Her father played on USC’s golf team, but, “I originally didn’t want to go to college where my parents went,” Terebesi admitted. “When I went on that official visit I was expecting not to like it. But I ended up loving the coaches and the people and everything the area had to offer.”

Likewise, Williams buzzed with excitement after her initial campus visit and turned down a spot on the Georgia Bulldog’s varsity team (2004 Varsity National Champions) after resolutely settling on USC.

“The University of South Carolina makes it as easy on us as they can,” she said. “Our grades need to be there before we can compete, and our coaches make sure we have tutors and are in class. Plus, it makes it easier when you have a great set of girls going through the same thing, and they’re all there to help you when you need it.”

When finals are finished and all the season’s results have been tallied, Williams bids her teammates a fond farewell, hops in her car and drives west for 151⁄2 hours back home.
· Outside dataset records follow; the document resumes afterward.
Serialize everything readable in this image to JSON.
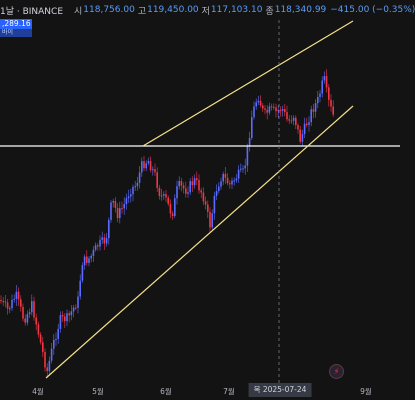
{
  "header": {
    "title": "1날 · BINANCE",
    "open_label": "시",
    "open": "118,756.00",
    "high_label": "고",
    "high": "119,450.00",
    "low_label": "저",
    "low": "117,103.10",
    "close_label": "종",
    "close": "118,340.99",
    "change": "−415.00 (−0.35%)"
  },
  "price_tag": {
    "value": ",289.16",
    "sub": "바이"
  },
  "x_axis": {
    "apr": "4월",
    "may": "5월",
    "jun": "6월",
    "jul": "7월",
    "sep": "9월"
  },
  "crosshair_date": "목 2025-07-24",
  "icons": {
    "alert": "lightning-icon"
  },
  "colors": {
    "up": "#5b6cff",
    "down": "#f23645",
    "trendline": "#f5e08a",
    "hline": "#ffffff",
    "background": "#131313"
  }
}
But while the distance can be measured in miles, the value of Williams’ “family away from home” is far more immeasurable.

“I got home at 4 a.m. last time, but Coach Sorrel still told me to call her right when I got there regardless,” she said. “Even when we’re not at school she just likes to know that we’re safe and happy. Along with being a coach, she’s a best friend, and it’s the little things she says to us that makes all the difference, especially her frog story.”

Sorrel’s frog story is an inspirational tale about a group of tiny frogs racing to the top of a tall tower. With a gathering crowd bellowing pessimism, some frogs gave up or fell in their journey to the summit. But one frog continues to lead against the taunts that he was too small and the top was too high.

Despite all odds, he finally reached the peak, proving the naysayers wrong. The other frogs, standing in awe, tried to ask, “What made you so successful; how did you overcome all the negativity?”

But the exultant frog didn’t answer, of course. He was deaf. The only driving voice he heard was his own.
Though these Gamecocks compete in an inherently individual sport, Duncan and Sorrel inspire the team to act as one—one frog bounding toward the summit.

“We have a big ‘believe’ theme here. It’s everywhere,” Sorrel explained. “It’s so important for the girls, whether they’re riding or not to believe in themselves and their teammates and very important to believe in us as coaches and that we’re showing them the right direction. They’re all talented, and they’re all here for a reason.”

“I think they look at me like their mother, and they look to Ruth as someone they can relate to,” Duncan mused. “It’s almost like good cop/bad cop. But they trust us to listen and know we’ll let them tell us what they want to do. We’re not going to recreate a talented rider. They know what they’re doing, and we know their ability. It’s important to allow them to have their own style and to believe in themselves and each other.”